Sexta-feira, 23 de Julho de 2004
Objectos
Acho que se aplica isto a todos.
Quando se trata de determinar o que é e o que não é um objecto pessoal, só pairam dúvidas.
Não falo do isqueiro, do relógio, da caneta. Mesmo esses, quando descartáveis, têm estatuto temporário.
Nem sequer da tralha que se mete num saco ou numa mala para passar um fim-de-semana.
Falo de todos os outros que, tendo ou não ocupado lugar num bolso, numa mala ou num saco, não são dispensáveis mas não estão sempre à mão.
Nessa classe, tenho muitos. Espalhados por gavetas, dentro de baús, na mala do carro, em cima de uma estante, guardados em caixas, eu sei lá.
De vez em quando, avisto-os.
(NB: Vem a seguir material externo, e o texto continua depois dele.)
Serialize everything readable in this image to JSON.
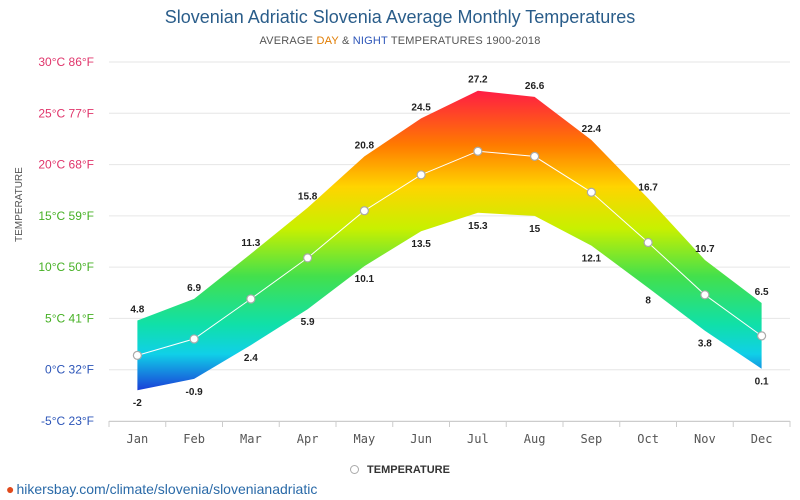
{
  "title": "Slovenian Adriatic Slovenia Average Monthly Temperatures",
  "subtitle": {
    "prefix": "AVERAGE ",
    "day": "DAY",
    "amp": " & ",
    "night": "NIGHT",
    "suffix": " TEMPERATURES 1900-2018"
  },
  "source": "hikersbay.com/climate/slovenia/slovenianadriatic",
  "colors": {
    "day": "#e07b00",
    "night": "#2c55b8",
    "title": "#2a5d8a",
    "source": "#2a6aa8"
  },
  "chart_data": {
    "type": "area",
    "title": "Slovenian Adriatic Slovenia Average Monthly Temperatures",
    "ylabel": "TEMPERATURE",
    "ylim": [
      -5,
      30
    ],
    "grid": true,
    "legend_position": "bottom-center",
    "y_ticks": [
      {
        "value": 30,
        "label": "30°C 86°F",
        "color": "#e0356b"
      },
      {
        "value": 25,
        "label": "25°C 77°F",
        "color": "#e0356b"
      },
      {
        "value": 20,
        "label": "20°C 68°F",
        "color": "#e0356b"
      },
      {
        "value": 15,
        "label": "15°C 59°F",
        "color": "#45b024"
      },
      {
        "value": 10,
        "label": "10°C 50°F",
        "color": "#45b024"
      },
      {
        "value": 5,
        "label": "5°C 41°F",
        "color": "#45b024"
      },
      {
        "value": 0,
        "label": "0°C 32°F",
        "color": "#2c55b8"
      },
      {
        "value": -5,
        "label": "-5°C 23°F",
        "color": "#2c55b8"
      }
    ],
    "categories": [
      "Jan",
      "Feb",
      "Mar",
      "Apr",
      "May",
      "Jun",
      "Jul",
      "Aug",
      "Sep",
      "Oct",
      "Nov",
      "Dec"
    ],
    "day": [
      4.8,
      6.9,
      11.3,
      15.8,
      20.8,
      24.5,
      27.2,
      26.6,
      22.4,
      16.7,
      10.7,
      6.5
    ],
    "night": [
      -2,
      -0.9,
      2.4,
      5.9,
      10.1,
      13.5,
      15.3,
      15,
      12.1,
      8,
      3.8,
      0.1
    ],
    "series": [
      {
        "name": "TEMPERATURE",
        "values": [
          1.4,
          3.0,
          6.9,
          10.9,
          15.5,
          19.0,
          21.3,
          20.8,
          17.3,
          12.4,
          7.3,
          3.3
        ]
      }
    ]
  }
}
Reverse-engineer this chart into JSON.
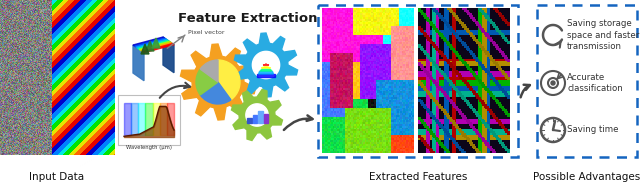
{
  "fig_width": 6.4,
  "fig_height": 1.86,
  "dpi": 100,
  "bg_color": "#ffffff",
  "labels": {
    "input_data": "Input Data",
    "feature_extraction": "Feature Extraction",
    "extracted_features": "Extracted Features",
    "possible_advantages": "Possible Advantages"
  },
  "advantages": [
    "Saving storage\nspace and faster\ntransmission",
    "Accurate\nclassification",
    "Saving time"
  ],
  "gear_colors": [
    "#F5A020",
    "#29ABE2",
    "#8DC63F"
  ],
  "box_color": "#1565C0",
  "arrow_color": "#444444",
  "label_fontsize": 7.5,
  "feat_extract_fontsize": 9.5,
  "adv_fontsize": 6.2
}
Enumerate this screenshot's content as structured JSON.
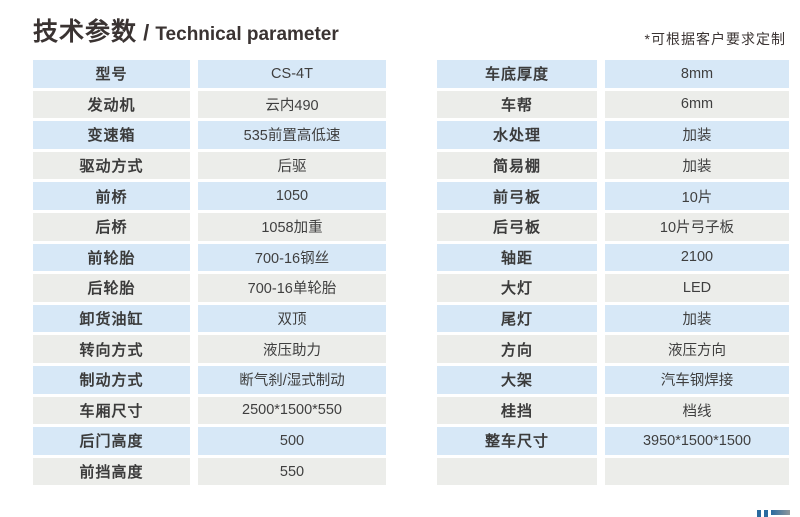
{
  "header": {
    "title_zh": "技术参数",
    "title_sep": " / ",
    "title_en": "Technical parameter",
    "note": "*可根据客户要求定制"
  },
  "tables": {
    "left": {
      "rows": [
        {
          "label": "型号",
          "value": "CS-4T"
        },
        {
          "label": "发动机",
          "value": "云内490"
        },
        {
          "label": "变速箱",
          "value": "535前置高低速"
        },
        {
          "label": "驱动方式",
          "value": "后驱"
        },
        {
          "label": "前桥",
          "value": "1050"
        },
        {
          "label": "后桥",
          "value": "1058加重"
        },
        {
          "label": "前轮胎",
          "value": "700-16钢丝"
        },
        {
          "label": "后轮胎",
          "value": "700-16单轮胎"
        },
        {
          "label": "卸货油缸",
          "value": "双顶"
        },
        {
          "label": "转向方式",
          "value": "液压助力"
        },
        {
          "label": "制动方式",
          "value": "断气刹/湿式制动"
        },
        {
          "label": "车厢尺寸",
          "value": "2500*1500*550"
        },
        {
          "label": "后门高度",
          "value": "500"
        },
        {
          "label": "前挡高度",
          "value": "550"
        }
      ]
    },
    "right": {
      "rows": [
        {
          "label": "车底厚度",
          "value": "8mm"
        },
        {
          "label": "车帮",
          "value": "6mm"
        },
        {
          "label": "水处理",
          "value": "加装"
        },
        {
          "label": "简易棚",
          "value": "加装"
        },
        {
          "label": "前弓板",
          "value": "10片"
        },
        {
          "label": "后弓板",
          "value": "10片弓子板"
        },
        {
          "label": "轴距",
          "value": "2100"
        },
        {
          "label": "大灯",
          "value": "LED"
        },
        {
          "label": "尾灯",
          "value": "加装"
        },
        {
          "label": "方向",
          "value": "液压方向"
        },
        {
          "label": "大架",
          "value": "汽车钢焊接"
        },
        {
          "label": "桂挡",
          "value": "档线"
        },
        {
          "label": "整车尺寸",
          "value": "3950*1500*1500"
        },
        {
          "label": "",
          "value": ""
        }
      ]
    }
  },
  "colors": {
    "row_blue": "#d7e8f7",
    "row_gray": "#ecedea",
    "ink": "#3a3332",
    "accent_blue": "#2a6a9f",
    "fragment_end": "#8f979b"
  }
}
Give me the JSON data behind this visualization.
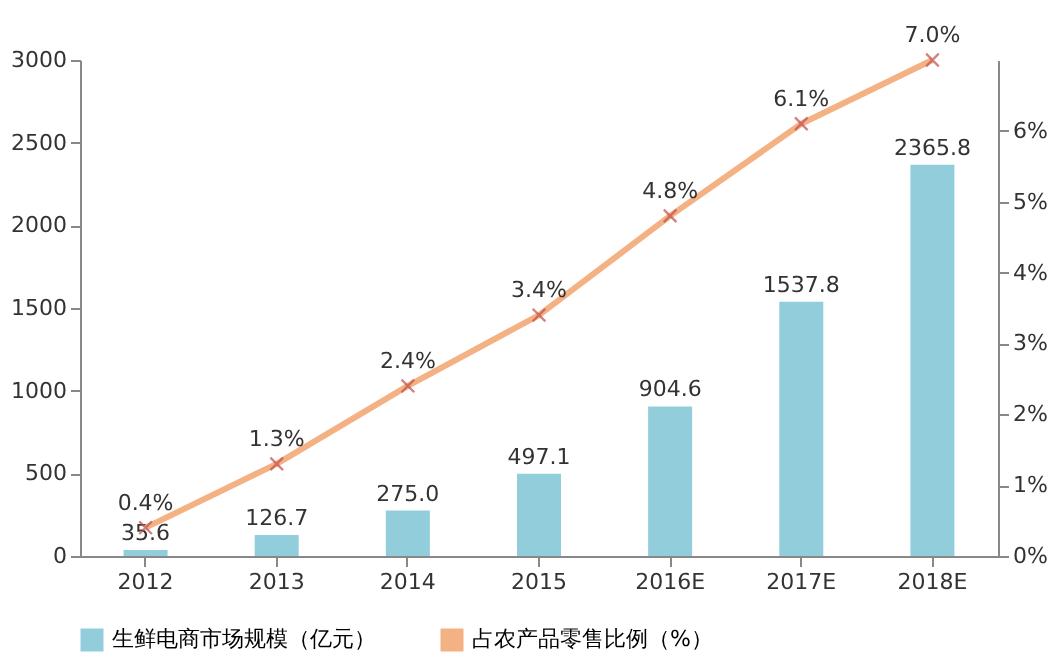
{
  "chart_data": {
    "type": "bar",
    "categories": [
      "2012",
      "2013",
      "2014",
      "2015",
      "2016E",
      "2017E",
      "2018E"
    ],
    "series": [
      {
        "name": "生鲜电商市场规模（亿元）",
        "color": "#92cddc",
        "values": [
          35.6,
          126.7,
          275.0,
          497.1,
          904.6,
          1537.8,
          2365.8
        ],
        "value_labels": [
          "35.6",
          "126.7",
          "275.0",
          "497.1",
          "904.6",
          "1537.8",
          "2365.8"
        ]
      },
      {
        "name": "占农产品零售比例（%）",
        "type": "line",
        "axis": "y2",
        "color": "#f4b183",
        "marker": "cross",
        "values": [
          0.4,
          1.3,
          2.4,
          3.4,
          4.8,
          6.1,
          7.0
        ],
        "value_labels": [
          "0.4%",
          "1.3%",
          "2.4%",
          "3.4%",
          "4.8%",
          "6.1%",
          "7.0%"
        ]
      }
    ],
    "ylim": [
      0,
      3000
    ],
    "yticks": [
      0,
      500,
      1000,
      1500,
      2000,
      2500,
      3000
    ],
    "y2lim": [
      0,
      7
    ],
    "y2ticks": [
      {
        "value": 0,
        "label": "0%"
      },
      {
        "value": 1,
        "label": "1%"
      },
      {
        "value": 2,
        "label": "2%"
      },
      {
        "value": 3,
        "label": "3%"
      },
      {
        "value": 4,
        "label": "4%"
      },
      {
        "value": 5,
        "label": "5%"
      },
      {
        "value": 6,
        "label": "6%"
      }
    ],
    "grid": false,
    "legend": "bottom"
  }
}
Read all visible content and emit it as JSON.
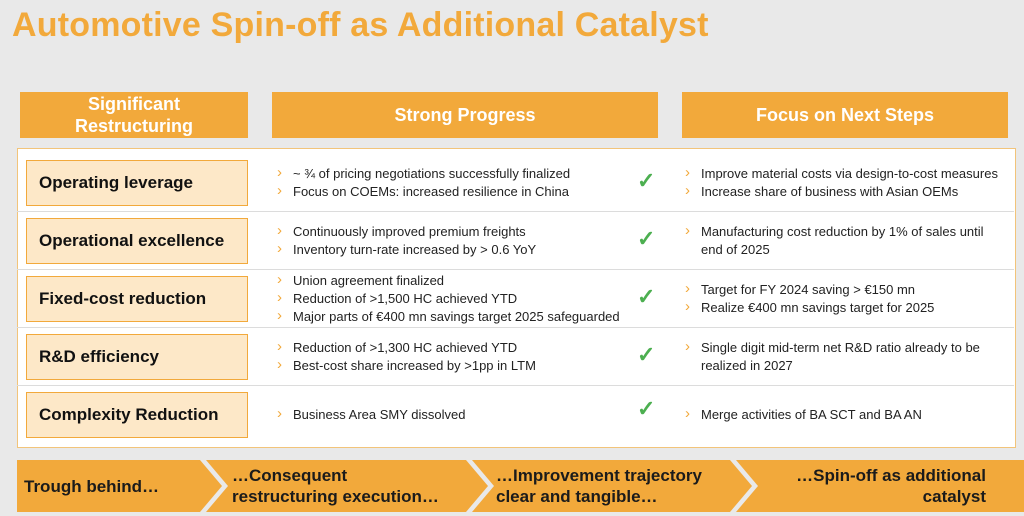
{
  "title": "Automotive Spin-off as Additional Catalyst",
  "headers": [
    "Significant\nRestructuring",
    "Strong Progress",
    "Focus on Next Steps"
  ],
  "rows": [
    {
      "label": "Operating leverage",
      "progress": [
        "~ ¾ of pricing negotiations successfully finalized",
        "Focus on COEMs: increased resilience in China"
      ],
      "next": [
        "Improve material costs via design-to-cost measures",
        "Increase share of business with Asian OEMs"
      ]
    },
    {
      "label": "Operational excellence",
      "progress": [
        "Continuously improved premium freights",
        "Inventory turn-rate increased by > 0.6 YoY"
      ],
      "next": [
        "Manufacturing cost reduction by 1% of sales until end of 2025"
      ]
    },
    {
      "label": "Fixed-cost reduction",
      "progress": [
        "Union agreement finalized",
        "Reduction of >1,500 HC achieved YTD",
        "Major parts of €400 mn savings target 2025 safeguarded"
      ],
      "next": [
        "Target for FY 2024 saving > €150 mn",
        "Realize €400 mn savings target for 2025"
      ]
    },
    {
      "label": "R&D efficiency",
      "progress": [
        "Reduction of >1,300 HC achieved YTD",
        "Best-cost share increased by >1pp in LTM"
      ],
      "next": [
        "Single digit mid-term net R&D ratio already to be realized in 2027"
      ]
    },
    {
      "label": "Complexity Reduction",
      "progress": [
        "Business Area SMY dissolved"
      ],
      "next": [
        "Merge activities of BA SCT and BA AN"
      ]
    }
  ],
  "check_symbol": "✓",
  "journey": [
    "Trough behind…",
    "…Consequent restructuring execution…",
    "…Improvement trajectory clear and tangible…",
    "…Spin-off as additional catalyst"
  ],
  "colors": {
    "accent": "#f2a93b",
    "label_fill": "#fde8c8",
    "check": "#4caf50"
  }
}
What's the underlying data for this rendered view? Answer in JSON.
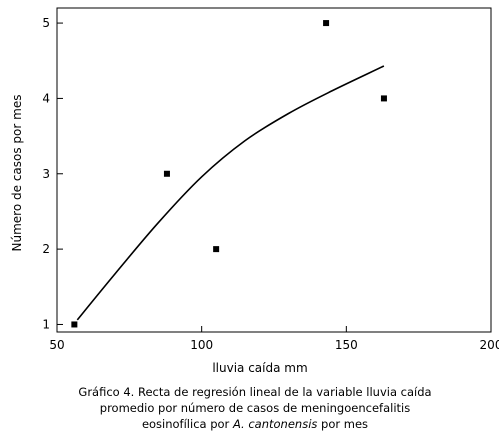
{
  "chart_data": {
    "type": "scatter",
    "title": "",
    "xlabel": "lluvia caída mm",
    "ylabel": "Número de casos por mes",
    "xlim": [
      50,
      200
    ],
    "ylim": [
      0.9,
      5.2
    ],
    "xticks": [
      "50",
      "100",
      "150",
      "200"
    ],
    "yticks": [
      "1",
      "2",
      "3",
      "4",
      "5"
    ],
    "grid": false,
    "points": [
      {
        "x": 56,
        "y": 1
      },
      {
        "x": 88,
        "y": 3
      },
      {
        "x": 105,
        "y": 2
      },
      {
        "x": 143,
        "y": 5
      },
      {
        "x": 163,
        "y": 4
      }
    ],
    "fit_curve": [
      {
        "x": 57,
        "y": 1.06
      },
      {
        "x": 70,
        "y": 1.67
      },
      {
        "x": 85,
        "y": 2.35
      },
      {
        "x": 100,
        "y": 2.96
      },
      {
        "x": 115,
        "y": 3.44
      },
      {
        "x": 130,
        "y": 3.8
      },
      {
        "x": 145,
        "y": 4.1
      },
      {
        "x": 163,
        "y": 4.43
      }
    ]
  },
  "caption": {
    "line1": "Gráfico 4. Recta de regresión lineal de la variable lluvia caída",
    "line2": "promedio por número de casos de meningoencefalitis",
    "line3_prefix": "eosinofílica por ",
    "line3_italic": "A. cantonensis",
    "line3_suffix": " por mes"
  }
}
E é uma festa.
A alguns outros, já perdi o rasto.
Mas quando se recupera algo que julgávamos perdido ou até, o que poderá parecer mais estranho, que pensávamos nunca ter possuído, soltam-se uns demónios.
Catadupas de memórias irrompem dos cantos, soam nos ares, deixam-se tocar na fragilidade do reencontro.
Os que são meus e os que estão meus.
Os que são meus provavelmente até chegarem às minhas mãos foram produtos quaisquer, iguais a outros tantos, saídos de fábricas ou das mãos de um artesão. Nada de memórias por onde andaram.
Já os outros, os outros, que memórias de antepassados se terão extinguido e onde e como?
Aquela cigarreira, por exemplo, que não terá sido verdadeiramente de ninguém? Um objecto que se demorou em gavetas por anos sucessivos e nunca teve dono, ninguém que a colocasse no bolso ou mandasse gravar as iniciais no espaço reservado. A espaços esteve minha e minha nunca o foi. À gaveta voltava. Sempre de alguém que não fumava.
Se morrer de botas calçadas, quais deles morrerão comigo?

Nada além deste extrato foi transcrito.